When Brody asked whether the BID did follow up on his 2018 suggestion for investigating the potential of constructing the facility within the Circle, Meshad and Wiesner replied that the BID had done so.
“There’s no sewer line running through the park,” Wiesner said. Thus, the expense of the sewer connection would have been much greater.
“We did try to evaluate some other options,” Meshad added. “The costs were somewhat prohibitive.”
The center of the Circle is low ground, he continued, so it tends to retain water. Yet, because the Parks and Recreation Department’s long-range plans call for in-depth reviews of all city parks, Meshad noted, at some point in time, other options for use of the open land in the Circle might arise.
Vexation over the maintenance estimate
Then Freeland Eddie asked Parks and Recreation Director Fogle about the estimated annual maintenance expense, starting in the city’s 2021 fiscal year.

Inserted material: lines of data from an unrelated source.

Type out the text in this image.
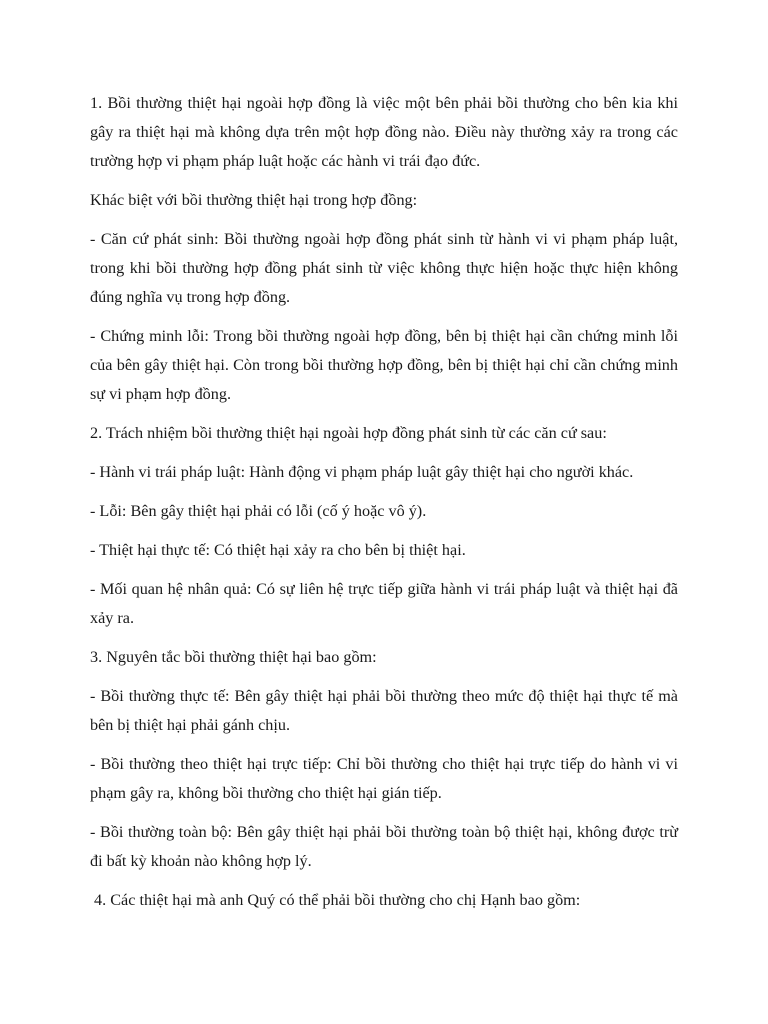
1. Bồi thường thiệt hại ngoài hợp đồng là việc một bên phải bồi thường cho bên kia khi gây ra thiệt hại mà không dựa trên một hợp đồng nào. Điều này thường xảy ra trong các trường hợp vi phạm pháp luật hoặc các hành vi trái đạo đức.

Khác biệt với bồi thường thiệt hại trong hợp đồng:

- Căn cứ phát sinh: Bồi thường ngoài hợp đồng phát sinh từ hành vi vi phạm pháp luật, trong khi bồi thường hợp đồng phát sinh từ việc không thực hiện hoặc thực hiện không đúng nghĩa vụ trong hợp đồng.

- Chứng minh lỗi: Trong bồi thường ngoài hợp đồng, bên bị thiệt hại cần chứng minh lỗi của bên gây thiệt hại. Còn trong bồi thường hợp đồng, bên bị thiệt hại chỉ cần chứng minh sự vi phạm hợp đồng.

2. Trách nhiệm bồi thường thiệt hại ngoài hợp đồng phát sinh từ các căn cứ sau:

- Hành vi trái pháp luật: Hành động vi phạm pháp luật gây thiệt hại cho người khác.

- Lỗi: Bên gây thiệt hại phải có lỗi (cố ý hoặc vô ý).

- Thiệt hại thực tế: Có thiệt hại xảy ra cho bên bị thiệt hại.

- Mối quan hệ nhân quả: Có sự liên hệ trực tiếp giữa hành vi trái pháp luật và thiệt hại đã xảy ra.

3. Nguyên tắc bồi thường thiệt hại bao gồm:

- Bồi thường thực tế: Bên gây thiệt hại phải bồi thường theo mức độ thiệt hại thực tế mà bên bị thiệt hại phải gánh chịu.

- Bồi thường theo thiệt hại trực tiếp: Chỉ bồi thường cho thiệt hại trực tiếp do hành vi vi phạm gây ra, không bồi thường cho thiệt hại gián tiếp.

- Bồi thường toàn bộ: Bên gây thiệt hại phải bồi thường toàn bộ thiệt hại, không được trừ đi bất kỳ khoản nào không hợp lý.

4. Các thiệt hại mà anh Quý có thể phải bồi thường cho chị Hạnh bao gồm:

The staff memo indicated that that figure was based on the expense cited by the company — At Your Service — that handles the restroom maintenance in Bayfront Park, Freeland Eddie noted. When she asked why a more accurate estimate was not made available to the commission before Jan. 6, Fogle replied that he expected a refined figure this week. The holidays made it difficult to get a more accurate number in time for the Jan. 6 discussion, he said.

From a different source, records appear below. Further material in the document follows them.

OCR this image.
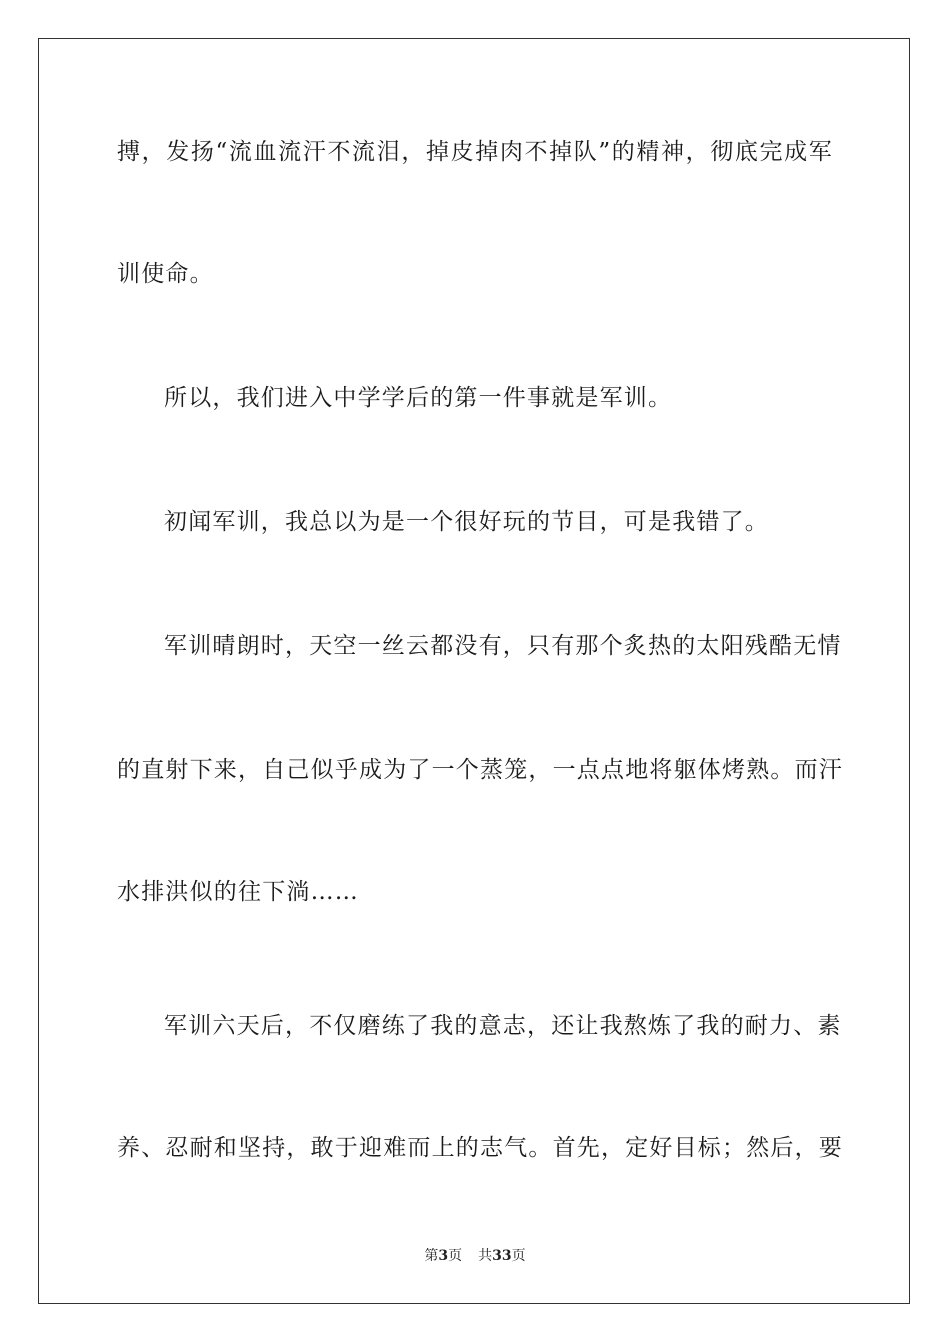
搏，发扬“流血流汗不流泪，掉皮掉肉不掉队”的精神，彻底完成军
训使命。
所以，我们进入中学学后的第一件事就是军训。
初闻军训，我总以为是一个很好玩的节目，可是我错了。
军训晴朗时，天空一丝云都没有，只有那个炙热的太阳残酷无情
的直射下来，自己似乎成为了一个蒸笼，一点点地将躯体烤熟。而汗
水排洪似的往下淌……
军训六天后，不仅磨练了我的意志，还让我熬炼了我的耐力、素
养、忍耐和坚持，敢于迎难而上的志气。首先，定好目标；然后，要
第3页 共33页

How could the commissioners be certain that the actual St. Armands maintenance expense would not be higher, Freeland Eddie asked.

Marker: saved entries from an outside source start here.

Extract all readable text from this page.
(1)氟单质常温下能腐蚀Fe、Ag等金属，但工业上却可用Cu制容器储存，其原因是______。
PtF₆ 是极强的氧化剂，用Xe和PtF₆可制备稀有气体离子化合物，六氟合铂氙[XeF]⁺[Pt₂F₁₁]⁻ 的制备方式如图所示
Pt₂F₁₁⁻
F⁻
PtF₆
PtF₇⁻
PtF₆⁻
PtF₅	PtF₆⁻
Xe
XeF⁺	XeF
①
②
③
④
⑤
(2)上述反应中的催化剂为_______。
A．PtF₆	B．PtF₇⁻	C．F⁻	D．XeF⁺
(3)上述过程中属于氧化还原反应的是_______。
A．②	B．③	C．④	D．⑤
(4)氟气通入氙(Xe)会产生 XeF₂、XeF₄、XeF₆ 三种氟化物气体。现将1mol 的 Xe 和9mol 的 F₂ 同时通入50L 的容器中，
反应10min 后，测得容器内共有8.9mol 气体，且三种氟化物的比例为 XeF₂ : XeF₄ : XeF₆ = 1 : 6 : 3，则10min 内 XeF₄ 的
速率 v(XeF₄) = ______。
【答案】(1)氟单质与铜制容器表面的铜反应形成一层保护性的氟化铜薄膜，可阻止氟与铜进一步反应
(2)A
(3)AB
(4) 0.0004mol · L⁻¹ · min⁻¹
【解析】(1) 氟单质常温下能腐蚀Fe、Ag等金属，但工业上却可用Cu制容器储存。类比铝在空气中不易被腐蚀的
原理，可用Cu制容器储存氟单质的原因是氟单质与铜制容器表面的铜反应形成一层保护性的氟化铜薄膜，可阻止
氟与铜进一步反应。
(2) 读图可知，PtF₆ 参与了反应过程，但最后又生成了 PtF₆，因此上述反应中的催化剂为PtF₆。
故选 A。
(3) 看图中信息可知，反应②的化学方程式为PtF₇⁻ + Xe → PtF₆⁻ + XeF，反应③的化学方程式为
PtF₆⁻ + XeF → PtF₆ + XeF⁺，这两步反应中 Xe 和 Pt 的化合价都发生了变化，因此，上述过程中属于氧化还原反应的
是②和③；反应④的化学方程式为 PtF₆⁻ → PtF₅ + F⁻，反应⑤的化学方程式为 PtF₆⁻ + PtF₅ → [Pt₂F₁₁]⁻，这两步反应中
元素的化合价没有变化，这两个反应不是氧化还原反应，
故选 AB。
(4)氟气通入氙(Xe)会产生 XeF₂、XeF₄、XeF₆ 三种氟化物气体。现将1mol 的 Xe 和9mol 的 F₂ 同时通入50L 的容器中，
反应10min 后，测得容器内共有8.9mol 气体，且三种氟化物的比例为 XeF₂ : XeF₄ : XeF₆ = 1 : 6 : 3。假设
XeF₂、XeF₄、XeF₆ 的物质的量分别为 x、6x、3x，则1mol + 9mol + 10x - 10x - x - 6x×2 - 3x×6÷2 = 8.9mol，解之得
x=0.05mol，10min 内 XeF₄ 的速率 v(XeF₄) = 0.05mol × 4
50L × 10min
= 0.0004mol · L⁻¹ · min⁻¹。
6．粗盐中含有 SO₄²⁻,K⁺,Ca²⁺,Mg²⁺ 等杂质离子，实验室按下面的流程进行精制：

The restrooms in Bayfront Park are “a little bit bigger,” Fogle told her, but representatives of At Your Service felt they were comparable enough in size to the St. Armands facility planned to be able to offer the estimate.
After further questioning by Freeland Eddie, Fogle added, “It’s probably on our fault for not reaching out sooner [to At Your Service].”
Commissioner Willie Shaw asked Fogle, “Do we have any idea … what ramifications … we have coming back [if the expense proves higher]?”
“I think it’s actually going to come in lower,” Fogle replied.
“But you don’t know ’cause you didn’t call ’em,” Freeland Eddie said, referring to representatives of At Your Service.
“Vice Mayor, do you have a question?” Mayor Jen Ahearn-Koch asked Freeland Eddie at that point.
The Sarasota News Leaderheard no response from Freeland Eddie.
Deputy City Manager Marlon Brown stressed that the city would not be paying for the maintenance until the 2021 fiscal year. During budget discussions in coming months, Brown said, the commissioners “would have a number of opportunities to see the numbers before you actually vote on [them].”
“It’s laziness for them … not to do due diligence,” Freeland Eddie replied, referring to the Parks and Recreation Department staff.
“We will have to figure out how to cover the cost, anyway,” Commissioner Brody pointed out. A broader review of city restroom maintenance expenses is warranted, he added, calling the St. Armands facility discussion “an opportunity for us to streamline a little bit in the upcoming year.”
The redesign decision
Ahearn-Koch did ask the BID directors why Sarasota architect Jonathan Parks no longer is involved in the project, as Parks had appeared with the BID group during the 2018 discussions.
Meshad explained that after getting the estimate for Parks’ design, the BID members said, “‘Let’s push the Pause button and let’s see … how can we get the cost down?’”
That led to a feasibility study, Meshad continued.
The BID board members even considered leasing space, he noted.
By the time they decided to go ahead with the construction plan, Meshad said, Parks no longer was working with the city in the capacity of “a continuing service provider.”
“Actually,” Meshad told the commissioners, “I think some of the fresh eyes on the [BID] board [helped the organization work toward] really a chance to maybe do something better. I think sometimes time plays in your advantage.”
The firm that has the current contract with the city for architecture and engineering services is CPH, according to a memo to the commission for the Jan. 6 meeting.